No sé por qué, como les decía al principio, lo de la corona nos vuelve unos tiranos insaciables y acaba con nuestra solidaridad. Porque esa corona es una cuestión familiar, hace patria. Lo sé bien desde que era un mico, cuando no llegaba a la manilla de la puerta de la cocina de los vecinos y tenía que llamar para que me abrieran. La expresión ‘entrar hasta la cocina’ nunca ha estado más clara que en este caso, en el que había que cruzar el portal, el corral y una largo pasillo flanqueado de puertas para llegar a la última habitación de la casa. Y después de ese allanamiento total preguntaban «quién es». ¡Venga ya! La gracia estaba –ahora ya llego yo a abrir– en que gritara el santo y seña: «abrid, que soy el rubio».

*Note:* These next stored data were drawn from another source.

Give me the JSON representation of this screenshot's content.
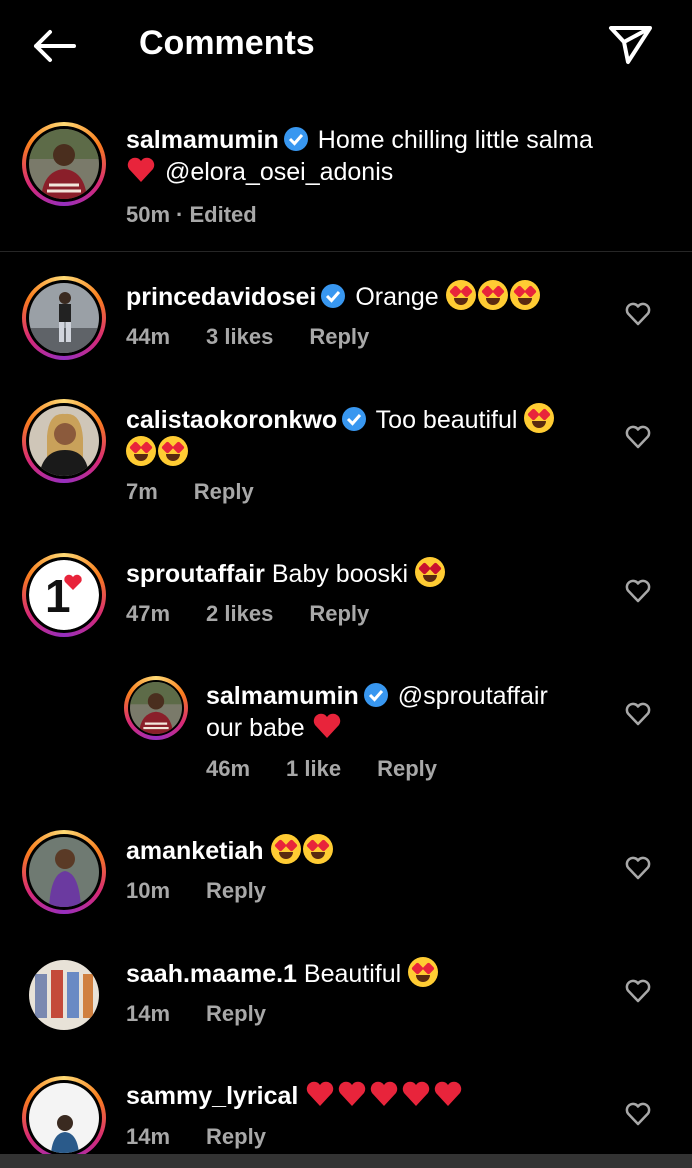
{
  "header": {
    "title": "Comments"
  },
  "caption": {
    "username": "salmamumin",
    "text": "Home chilling little salma",
    "mention": "@elora_osei_adonis",
    "time": "50m",
    "edited": "· Edited"
  },
  "comments": [
    {
      "username": "princedavidosei",
      "text": "Orange",
      "time": "44m",
      "likes": "3 likes",
      "reply": "Reply"
    },
    {
      "username": "calistaokoronkwo",
      "text": "Too beautiful",
      "time": "7m",
      "reply": "Reply"
    },
    {
      "username": "sproutaffair",
      "text": "Baby booski",
      "time": "47m",
      "likes": "2 likes",
      "reply": "Reply"
    },
    {
      "username": "salmamumin",
      "mention": "@sproutaffair",
      "text": "our babe",
      "time": "46m",
      "likes": "1 like",
      "reply": "Reply"
    },
    {
      "username": "amanketiah",
      "time": "10m",
      "reply": "Reply"
    },
    {
      "username": "saah.maame.1",
      "text": "Beautiful",
      "time": "14m",
      "reply": "Reply"
    },
    {
      "username": "sammy_lyrical",
      "time": "14m",
      "reply": "Reply"
    }
  ],
  "icons": {
    "back": "arrow-left-icon",
    "share": "paper-plane-icon",
    "like": "heart-outline-icon",
    "verified": "verified-badge-icon"
  },
  "colors": {
    "background": "#000000",
    "meta_text": "#a8a8a8",
    "verified": "#3897f0",
    "heart": "#e8243b"
  }
}
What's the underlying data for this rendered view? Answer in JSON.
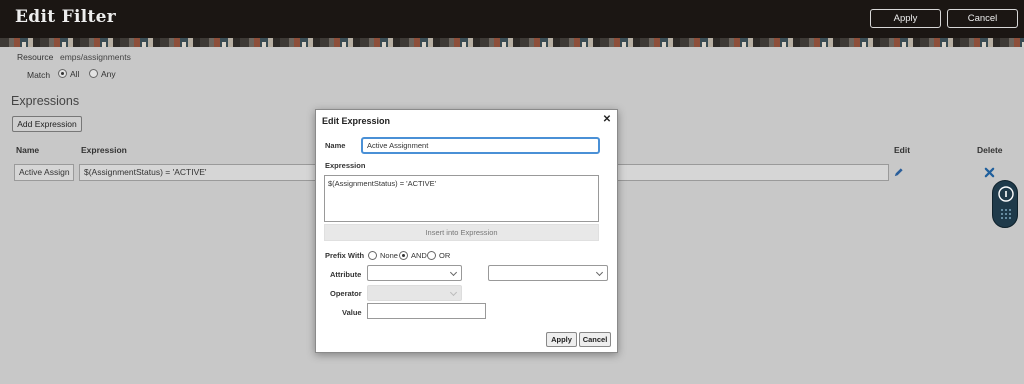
{
  "header": {
    "title": "Edit Filter",
    "apply_label": "Apply",
    "cancel_label": "Cancel"
  },
  "filter": {
    "resource_label": "Resource",
    "resource_value": "emps/assignments",
    "match_label": "Match",
    "match_options": [
      "All",
      "Any"
    ],
    "match_selected": "All"
  },
  "expressions": {
    "section_title": "Expressions",
    "add_button_label": "Add Expression",
    "columns": {
      "name": "Name",
      "expression": "Expression",
      "edit": "Edit",
      "delete": "Delete"
    },
    "rows": [
      {
        "name": "Active Assign",
        "expression": "$(AssignmentStatus) = 'ACTIVE'"
      }
    ]
  },
  "dialog": {
    "title": "Edit Expression",
    "name_label": "Name",
    "name_value": "Active Assignment",
    "expression_label": "Expression",
    "expression_value": "$(AssignmentStatus) = 'ACTIVE'",
    "insert_button_label": "Insert into Expression",
    "prefix_label": "Prefix With",
    "prefix_options": [
      "None",
      "AND",
      "OR"
    ],
    "prefix_selected": "AND",
    "attribute_label": "Attribute",
    "operator_label": "Operator",
    "value_label": "Value",
    "apply_label": "Apply",
    "cancel_label": "Cancel"
  },
  "colors": {
    "header_bg": "#1b1613",
    "focus_border": "#4a90d6",
    "edit_icon": "#2a5e9a",
    "delete_icon": "#1f5f9c"
  }
}
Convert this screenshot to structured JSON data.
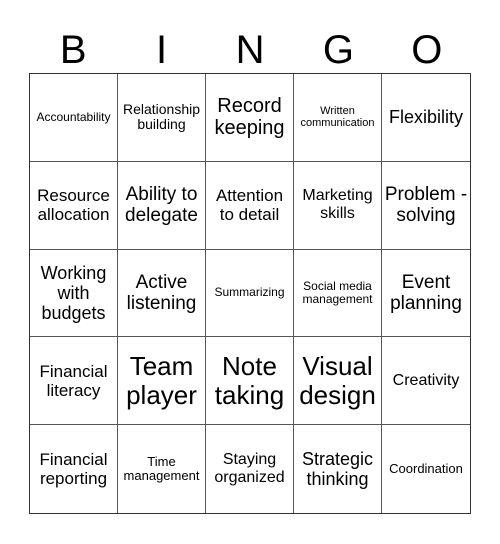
{
  "header": {
    "letters": [
      "B",
      "I",
      "N",
      "G",
      "O"
    ]
  },
  "cells": [
    "Accountability",
    "Relationship building",
    "Record keeping",
    "Written communication",
    "Flexibility",
    "Resource allocation",
    "Ability to delegate",
    "Attention to detail",
    "Marketing skills",
    "Problem -solving",
    "Working with budgets",
    "Active listening",
    "Summarizing",
    "Social media management",
    "Event planning",
    "Financial literacy",
    "Team player",
    "Note taking",
    "Visual design",
    "Creativity",
    "Financial reporting",
    "Time management",
    "Staying organized",
    "Strategic thinking",
    "Coordination"
  ]
}
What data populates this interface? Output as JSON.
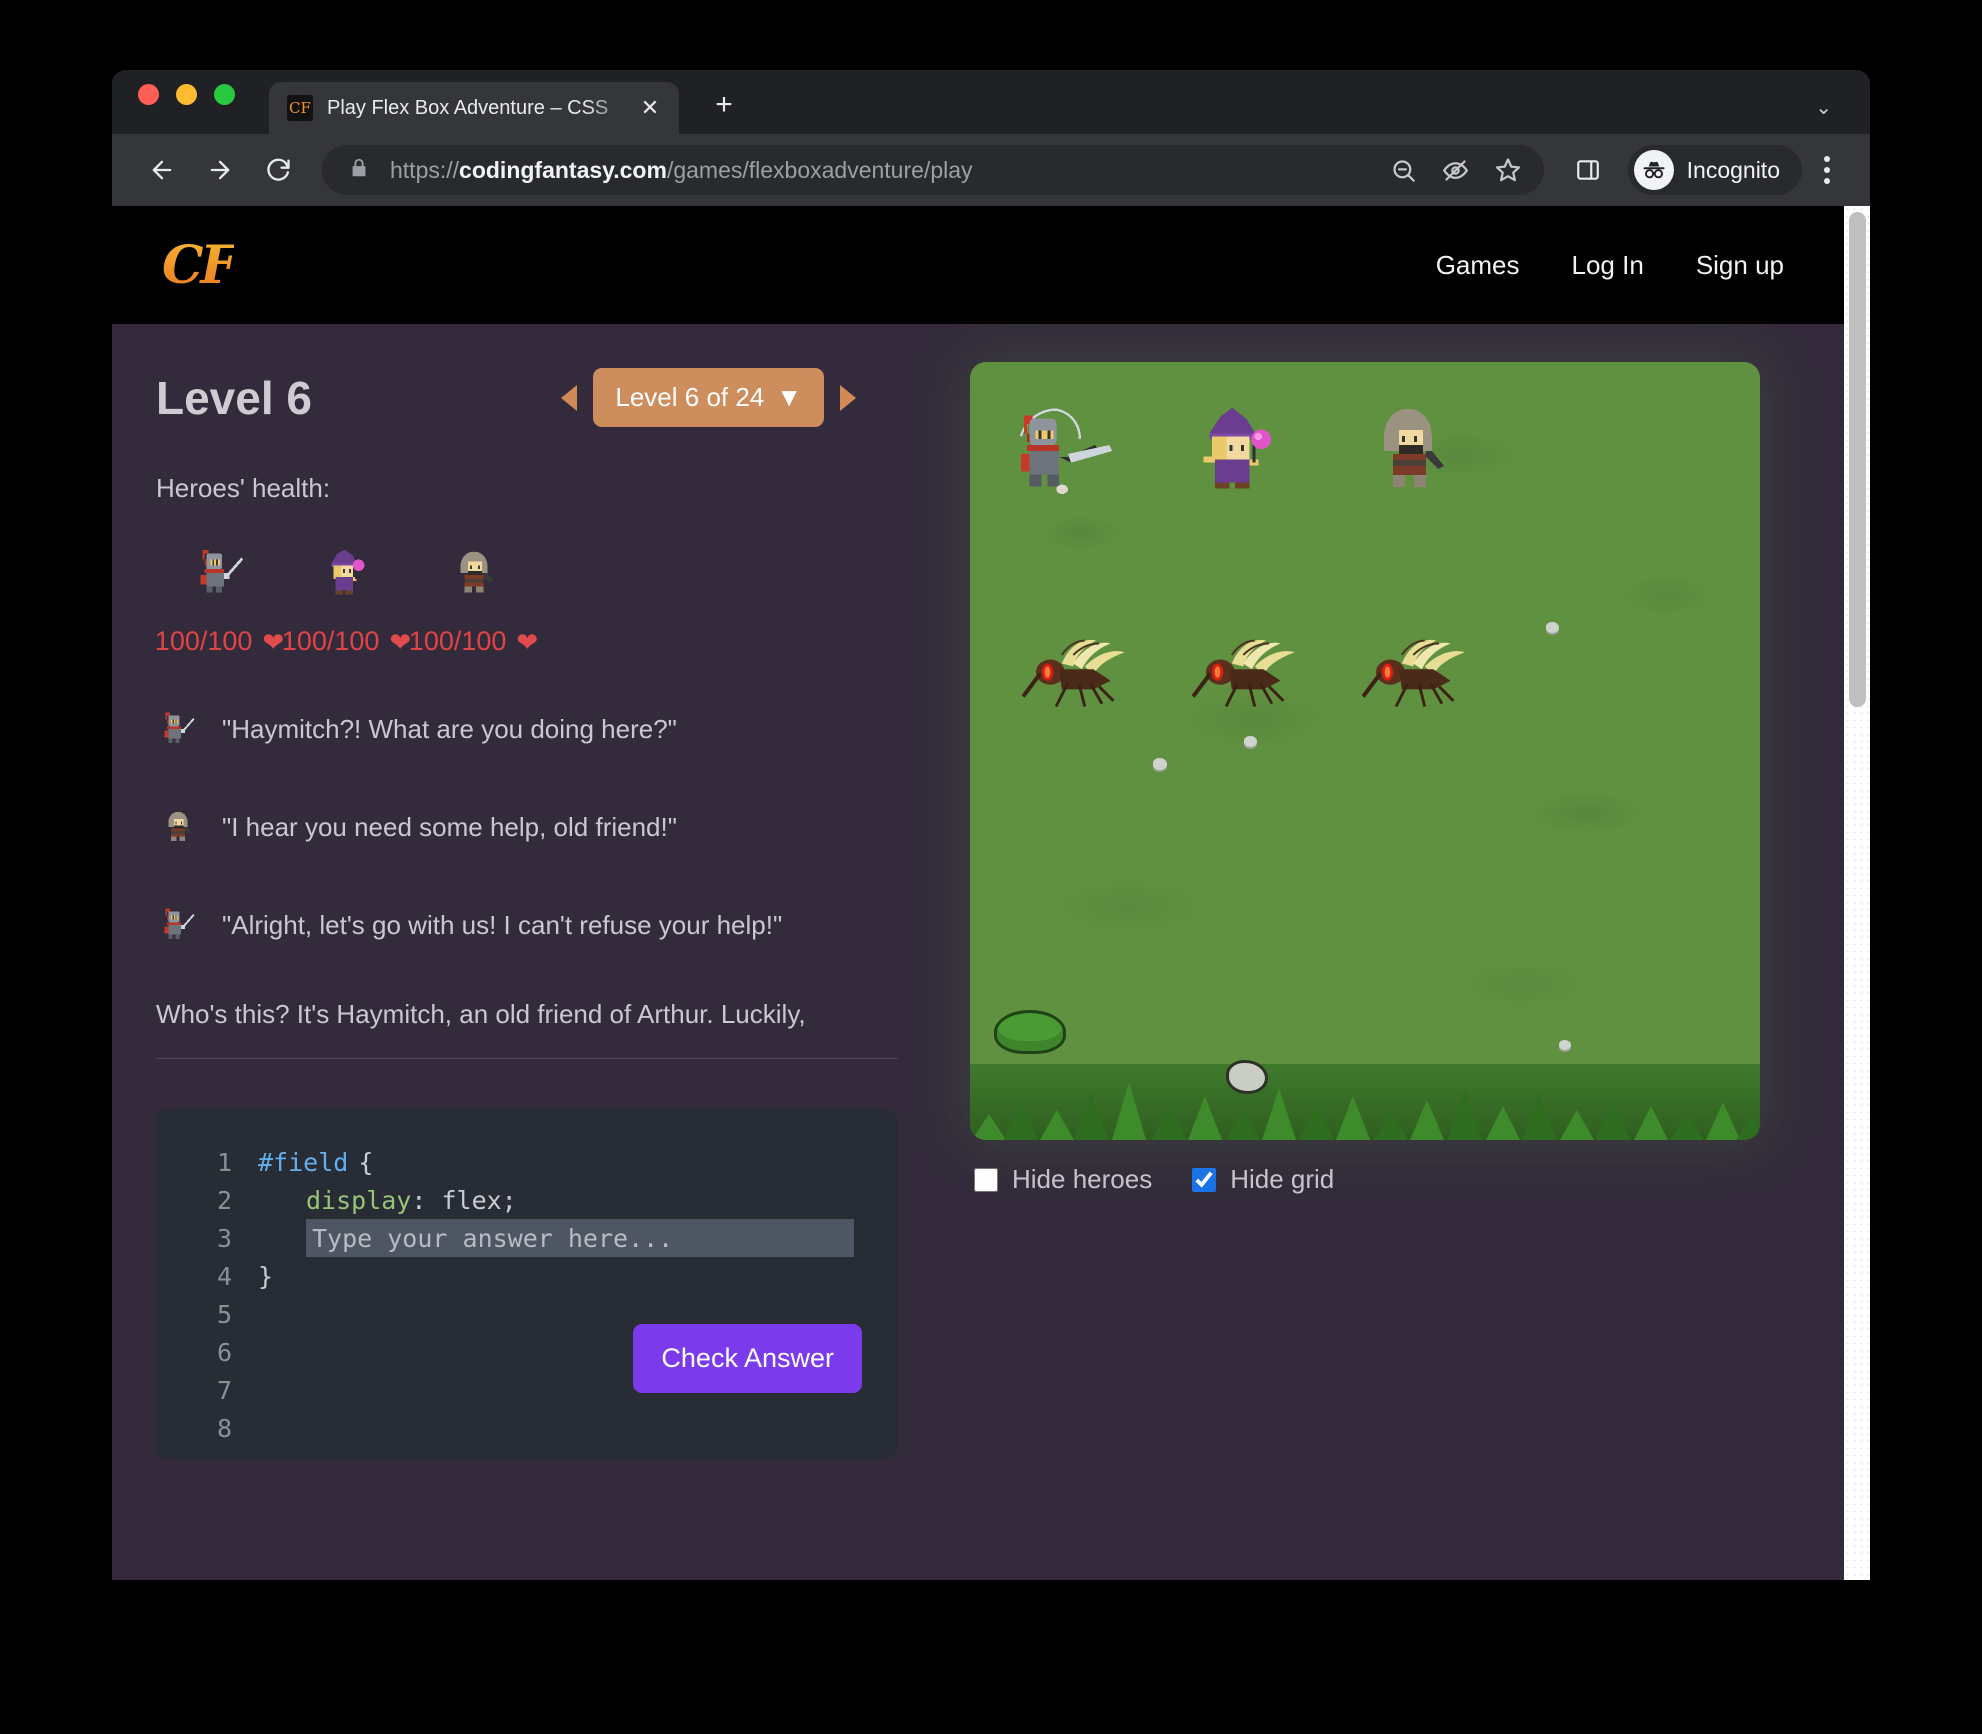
{
  "browser": {
    "tab": {
      "title": "Play Flex Box Adventure – CSS",
      "favicon": "CF",
      "close_icon": "✕"
    },
    "new_tab_icon": "+",
    "tabstrip_chevron_icon": "⌄",
    "nav": {
      "back_icon": "back-arrow",
      "forward_icon": "forward-arrow",
      "reload_icon": "reload"
    },
    "omnibox": {
      "lock_icon": "lock",
      "scheme": "https://",
      "host": "codingfantasy.com",
      "path": "/games/flexboxadventure/play",
      "icons": [
        "zoom-out-icon",
        "eye-off-icon",
        "bookmark-star-icon"
      ]
    },
    "side_panel_icon": "side-panel",
    "profile": {
      "label": "Incognito",
      "icon": "incognito-hat-glasses"
    },
    "menu_icon": "kebab-menu"
  },
  "site": {
    "logo": "CF",
    "nav": [
      {
        "label": "Games"
      },
      {
        "label": "Log In"
      },
      {
        "label": "Sign up"
      }
    ]
  },
  "level": {
    "title": "Level 6",
    "selector_label": "Level 6 of 24",
    "selector_caret": "▼",
    "prev_icon": "prev-level-arrow",
    "next_icon": "next-level-arrow",
    "current": 6,
    "total": 24
  },
  "health": {
    "label": "Heroes' health:",
    "heart_icon": "❤",
    "heroes": [
      {
        "name": "knight",
        "hp": "100/100"
      },
      {
        "name": "wizard",
        "hp": "100/100"
      },
      {
        "name": "rogue",
        "hp": "100/100"
      }
    ]
  },
  "dialogue": [
    {
      "speaker": "knight",
      "text": "\"Haymitch?! What are you doing here?\""
    },
    {
      "speaker": "rogue",
      "text": "\"I hear you need some help, old friend!\""
    },
    {
      "speaker": "knight",
      "text": "\"Alright, let's go with us! I can't refuse your help!\""
    }
  ],
  "story": "Who's this? It's Haymitch, an old friend of Arthur. Luckily,",
  "editor": {
    "line_numbers": [
      "1",
      "2",
      "3",
      "4",
      "5",
      "6",
      "7",
      "8"
    ],
    "line1_selector": "#field",
    "line1_brace": "{",
    "line2_property": "display",
    "line2_value": ": flex;",
    "line4_brace": "}",
    "input_placeholder": "Type your answer here...",
    "input_value": "",
    "check_button": "Check Answer"
  },
  "game": {
    "heroes": [
      "knight",
      "wizard",
      "rogue"
    ],
    "enemies": [
      "mosquito",
      "mosquito",
      "mosquito"
    ],
    "options": [
      {
        "id": "hide-heroes",
        "label": "Hide heroes",
        "checked": false
      },
      {
        "id": "hide-grid",
        "label": "Hide grid",
        "checked": true
      }
    ]
  },
  "colors": {
    "accent_purple": "#7c3aed",
    "level_tan": "#cd8d5c",
    "health_red": "#e14444",
    "field_green": "#5f9140",
    "checkbox_blue": "#1a73e8",
    "logo_orange": "#f0932b"
  }
}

Entonces, movidos ya por una gran ternura hacia el niño rubio de voz aflautada me dejaban pasar. Esa ternura se mantiene hasta hoy incluso con un roscón de por medio. A diferencia de lo que ocurre en casa, allí, siendo como son prácticamente de la familia, no se me afila el colmillo por no topar el haba o alcanzar la corona.

Y claro que la vecindad puede suscitar esa tiranía insaciable de la que les vengo hablando, pero nunca con la fuerza con que lo hace la sangre. Como les dije fuera casa no mola tanto, y de aquí en una semana les contaré por qué.